German morphologist and professor of botany at the University of Munich for 40 years (1891-1930). Goebel was best known for his work Organographie der Pflanzen (Organography of Plants, 1898-1901).
Karl Immanuel Eberhard Goebel (later Karl Ritter von Goebel) was born in Billigheim in Baden, southern Germany. His botanical interest was aroused by the beauties of the Swabian Alps, an area that he was as passionate about as any of the exotic places he ever visited around the world, and where he met with the accident that led to his demise. Initially studying theology at the University of Tübingen, Goebel also attended botany lectures and became a devoted student of the great Wilhelm Hofmeister. When Hofmeister fell ill, Goebel decided to complete his botany studies at Strasbourg in 1876, where H.A. de Bary further shaped his scientific thinking. Going on to take his doctor's degree, he entered military service in Würzburg (1877-1878), where Julian Sachs appointed him assistant. Goebel soon developed an avid taste for travelling, making his first voyage to the tropics in the 1880s, to India, Ceylon (Sri Lanka) and Java, where he met up with his friend M. Treub, director of the Buitenzorg garden. He later travelled to Australia and South America, returning to Java later in his life. His wide knowledge of tropical biology inspired and provided the backbone for much of his work while he taught at the universities of Rostock (1882-1887), Marburg (1887-1891) and Munich. Despite all his travel and the dangers no doubt encountered during such expeditions, it was while walking in the Swabian Alps that he fell and broke his shoulder, later dying of heart failure due to the injury.
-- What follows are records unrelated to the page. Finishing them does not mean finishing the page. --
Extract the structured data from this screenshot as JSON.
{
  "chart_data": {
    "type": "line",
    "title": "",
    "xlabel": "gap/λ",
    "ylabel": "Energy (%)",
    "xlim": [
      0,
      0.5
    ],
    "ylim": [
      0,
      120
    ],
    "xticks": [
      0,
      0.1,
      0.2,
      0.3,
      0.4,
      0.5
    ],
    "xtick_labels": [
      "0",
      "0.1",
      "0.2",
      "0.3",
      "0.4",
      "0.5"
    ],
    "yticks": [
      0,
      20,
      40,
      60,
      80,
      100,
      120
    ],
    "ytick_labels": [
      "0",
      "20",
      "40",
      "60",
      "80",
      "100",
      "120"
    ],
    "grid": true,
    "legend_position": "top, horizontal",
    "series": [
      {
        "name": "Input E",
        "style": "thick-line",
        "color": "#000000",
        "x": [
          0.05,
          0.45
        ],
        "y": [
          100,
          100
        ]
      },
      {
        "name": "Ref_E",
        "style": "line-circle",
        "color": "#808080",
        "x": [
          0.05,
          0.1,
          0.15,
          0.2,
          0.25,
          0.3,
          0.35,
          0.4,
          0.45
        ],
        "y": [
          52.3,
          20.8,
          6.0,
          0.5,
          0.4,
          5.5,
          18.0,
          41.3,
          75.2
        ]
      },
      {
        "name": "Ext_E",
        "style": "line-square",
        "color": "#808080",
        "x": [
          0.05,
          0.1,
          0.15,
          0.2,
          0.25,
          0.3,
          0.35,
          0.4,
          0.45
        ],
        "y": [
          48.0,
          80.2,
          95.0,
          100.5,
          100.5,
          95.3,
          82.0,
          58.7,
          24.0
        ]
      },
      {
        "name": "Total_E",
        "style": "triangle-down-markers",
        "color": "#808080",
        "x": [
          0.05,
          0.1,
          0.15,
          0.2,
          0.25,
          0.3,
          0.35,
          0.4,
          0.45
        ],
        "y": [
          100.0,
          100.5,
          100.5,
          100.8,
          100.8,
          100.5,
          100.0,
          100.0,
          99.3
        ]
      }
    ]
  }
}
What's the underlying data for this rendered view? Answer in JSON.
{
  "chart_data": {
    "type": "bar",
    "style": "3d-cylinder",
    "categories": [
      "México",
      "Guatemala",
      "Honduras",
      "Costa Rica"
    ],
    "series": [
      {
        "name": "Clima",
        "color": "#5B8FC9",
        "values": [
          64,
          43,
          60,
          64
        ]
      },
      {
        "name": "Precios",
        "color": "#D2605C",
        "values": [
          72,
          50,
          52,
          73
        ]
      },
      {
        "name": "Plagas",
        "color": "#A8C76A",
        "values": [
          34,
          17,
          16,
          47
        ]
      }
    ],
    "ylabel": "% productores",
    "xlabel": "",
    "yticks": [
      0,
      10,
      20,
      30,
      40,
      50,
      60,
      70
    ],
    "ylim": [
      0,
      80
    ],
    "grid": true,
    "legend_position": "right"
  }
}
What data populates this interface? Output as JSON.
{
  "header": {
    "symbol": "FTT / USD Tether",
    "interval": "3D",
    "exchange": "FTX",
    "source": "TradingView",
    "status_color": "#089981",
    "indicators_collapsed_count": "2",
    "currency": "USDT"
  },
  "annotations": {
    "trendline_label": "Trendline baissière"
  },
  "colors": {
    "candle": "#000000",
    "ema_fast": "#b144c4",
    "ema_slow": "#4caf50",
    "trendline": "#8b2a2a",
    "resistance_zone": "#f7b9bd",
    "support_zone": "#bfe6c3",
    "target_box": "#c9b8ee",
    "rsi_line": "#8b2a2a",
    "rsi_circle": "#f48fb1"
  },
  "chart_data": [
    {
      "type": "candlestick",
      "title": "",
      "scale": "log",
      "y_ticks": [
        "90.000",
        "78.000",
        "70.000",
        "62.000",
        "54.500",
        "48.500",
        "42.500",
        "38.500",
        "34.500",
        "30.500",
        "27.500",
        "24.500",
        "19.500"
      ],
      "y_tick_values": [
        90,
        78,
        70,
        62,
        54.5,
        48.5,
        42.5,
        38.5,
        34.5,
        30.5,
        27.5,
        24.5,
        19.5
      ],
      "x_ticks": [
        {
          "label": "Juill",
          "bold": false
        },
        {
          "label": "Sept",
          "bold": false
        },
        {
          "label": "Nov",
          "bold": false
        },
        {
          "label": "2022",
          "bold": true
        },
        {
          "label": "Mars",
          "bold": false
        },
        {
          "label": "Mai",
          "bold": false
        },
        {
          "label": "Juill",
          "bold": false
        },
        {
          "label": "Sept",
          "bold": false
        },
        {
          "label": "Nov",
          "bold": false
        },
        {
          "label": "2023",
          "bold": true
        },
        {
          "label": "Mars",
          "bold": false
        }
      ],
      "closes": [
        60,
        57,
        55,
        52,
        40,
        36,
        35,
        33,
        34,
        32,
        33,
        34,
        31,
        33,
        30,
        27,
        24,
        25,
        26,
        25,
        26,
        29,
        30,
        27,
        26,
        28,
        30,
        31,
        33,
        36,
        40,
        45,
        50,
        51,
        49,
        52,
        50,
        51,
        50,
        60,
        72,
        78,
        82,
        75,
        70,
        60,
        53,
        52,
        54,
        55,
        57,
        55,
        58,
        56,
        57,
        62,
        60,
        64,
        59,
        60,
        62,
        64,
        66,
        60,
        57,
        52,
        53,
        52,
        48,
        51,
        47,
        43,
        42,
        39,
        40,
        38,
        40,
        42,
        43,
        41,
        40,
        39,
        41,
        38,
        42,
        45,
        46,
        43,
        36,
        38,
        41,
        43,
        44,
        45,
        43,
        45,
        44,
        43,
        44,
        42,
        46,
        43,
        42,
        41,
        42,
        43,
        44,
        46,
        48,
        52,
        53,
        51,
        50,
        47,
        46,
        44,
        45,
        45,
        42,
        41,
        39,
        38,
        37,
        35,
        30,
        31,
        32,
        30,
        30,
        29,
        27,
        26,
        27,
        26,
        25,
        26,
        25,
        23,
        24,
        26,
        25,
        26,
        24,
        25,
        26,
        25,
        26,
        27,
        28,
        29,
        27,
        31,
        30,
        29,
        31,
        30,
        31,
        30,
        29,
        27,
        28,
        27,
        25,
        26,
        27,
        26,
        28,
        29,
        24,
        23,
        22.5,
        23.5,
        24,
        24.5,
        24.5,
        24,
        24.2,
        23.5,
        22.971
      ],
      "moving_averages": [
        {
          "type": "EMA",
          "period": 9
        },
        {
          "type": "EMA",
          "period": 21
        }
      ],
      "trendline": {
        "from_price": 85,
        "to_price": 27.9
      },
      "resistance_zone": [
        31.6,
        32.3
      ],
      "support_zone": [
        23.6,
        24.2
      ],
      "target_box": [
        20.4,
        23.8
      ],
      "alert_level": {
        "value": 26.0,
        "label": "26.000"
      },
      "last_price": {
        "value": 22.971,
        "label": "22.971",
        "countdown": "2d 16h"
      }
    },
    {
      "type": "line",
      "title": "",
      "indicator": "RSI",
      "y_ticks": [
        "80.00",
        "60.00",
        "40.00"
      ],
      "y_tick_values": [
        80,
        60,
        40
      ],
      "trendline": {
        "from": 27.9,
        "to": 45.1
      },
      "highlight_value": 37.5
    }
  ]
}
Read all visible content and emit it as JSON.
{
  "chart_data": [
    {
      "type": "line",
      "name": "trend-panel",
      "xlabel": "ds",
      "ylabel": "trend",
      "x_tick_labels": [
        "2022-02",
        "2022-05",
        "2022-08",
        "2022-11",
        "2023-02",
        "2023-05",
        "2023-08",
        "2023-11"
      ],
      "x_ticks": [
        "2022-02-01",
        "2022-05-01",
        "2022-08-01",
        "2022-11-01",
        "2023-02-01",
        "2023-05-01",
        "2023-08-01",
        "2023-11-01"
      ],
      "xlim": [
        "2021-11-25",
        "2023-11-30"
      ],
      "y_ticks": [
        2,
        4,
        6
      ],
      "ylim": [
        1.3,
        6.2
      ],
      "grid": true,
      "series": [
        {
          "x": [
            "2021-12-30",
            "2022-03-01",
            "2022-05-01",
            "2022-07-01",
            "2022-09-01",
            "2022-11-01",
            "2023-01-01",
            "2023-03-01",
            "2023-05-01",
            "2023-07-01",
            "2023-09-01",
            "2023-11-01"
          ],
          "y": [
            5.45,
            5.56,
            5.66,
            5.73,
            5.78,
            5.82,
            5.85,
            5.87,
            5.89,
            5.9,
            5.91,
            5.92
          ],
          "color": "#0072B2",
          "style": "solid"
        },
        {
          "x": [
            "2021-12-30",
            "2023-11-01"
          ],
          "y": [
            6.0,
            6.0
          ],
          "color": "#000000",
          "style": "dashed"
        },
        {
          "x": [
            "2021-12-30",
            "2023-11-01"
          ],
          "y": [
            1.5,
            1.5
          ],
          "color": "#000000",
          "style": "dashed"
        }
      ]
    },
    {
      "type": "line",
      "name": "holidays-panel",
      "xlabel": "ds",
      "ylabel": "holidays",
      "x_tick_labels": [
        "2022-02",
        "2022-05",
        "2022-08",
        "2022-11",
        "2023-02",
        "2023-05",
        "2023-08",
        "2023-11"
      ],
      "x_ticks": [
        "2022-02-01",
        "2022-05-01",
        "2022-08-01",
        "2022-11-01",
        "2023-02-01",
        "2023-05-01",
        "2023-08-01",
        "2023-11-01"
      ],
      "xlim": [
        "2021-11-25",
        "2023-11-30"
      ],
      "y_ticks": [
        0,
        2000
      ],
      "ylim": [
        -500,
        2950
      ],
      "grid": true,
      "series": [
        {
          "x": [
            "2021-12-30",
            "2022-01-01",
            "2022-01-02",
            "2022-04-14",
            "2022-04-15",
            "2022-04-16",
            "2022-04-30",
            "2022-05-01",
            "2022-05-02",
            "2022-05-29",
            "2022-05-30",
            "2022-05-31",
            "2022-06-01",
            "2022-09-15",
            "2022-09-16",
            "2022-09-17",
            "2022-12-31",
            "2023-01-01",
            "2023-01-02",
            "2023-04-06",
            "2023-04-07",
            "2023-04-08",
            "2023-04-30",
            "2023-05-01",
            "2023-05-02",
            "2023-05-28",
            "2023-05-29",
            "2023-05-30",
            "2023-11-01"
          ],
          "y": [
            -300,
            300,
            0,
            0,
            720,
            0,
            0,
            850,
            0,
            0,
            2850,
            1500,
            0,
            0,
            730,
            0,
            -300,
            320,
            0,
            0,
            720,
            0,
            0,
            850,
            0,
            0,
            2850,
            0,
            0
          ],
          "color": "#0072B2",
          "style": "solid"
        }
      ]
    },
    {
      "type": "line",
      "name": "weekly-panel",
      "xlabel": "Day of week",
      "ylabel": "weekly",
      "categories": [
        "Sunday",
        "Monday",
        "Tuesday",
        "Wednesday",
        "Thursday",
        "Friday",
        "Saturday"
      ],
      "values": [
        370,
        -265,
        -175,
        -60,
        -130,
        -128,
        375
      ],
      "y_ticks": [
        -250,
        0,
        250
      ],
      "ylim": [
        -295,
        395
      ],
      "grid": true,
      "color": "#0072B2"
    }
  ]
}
Goebel's chief interest was morphology, his key work being Organographie der Pflanzen. Organographie was the result of publisher Gustav Fischer, of Jena, approaching Goebel in 1895 to write a work on morphology of plants. The first part appeared in 1898 and the resulting work (including two more parts published in 1899-1901) became the standard morphology text of Goebel's lifetime, being revised twice over the next 30 years and supplementary texts added. The final revised part was published posthumously on his birthday in March 1933, while the first edition (the only one to be translated into English) was reprinted in the 1970s. F.O. Bower, in his 1933 obituary of Goebel, called it 'impressive whether as the achievement of a single brain, or as the epitome of a life of restless activity and of unusual opportunity. Nothing like it had appeared before in the history of Botany'.
The word organography was coined by A.-P. de Candolle, who meant it to extend over and above the mere description of organs to infer their development. Goebel's aim was indeed to impart a causal approach to the concept of morphology, relating form to function and environmental adaptation. As well as this magnum opus, Goebel published more than 200 papers and books and edited the German botanical journal Flora from 1889. He was president of the Bavarian Academy of Sciences, general director of the Scientific Collections of the State, a foreign member of the Royal Society and other leading academies in Europe and America.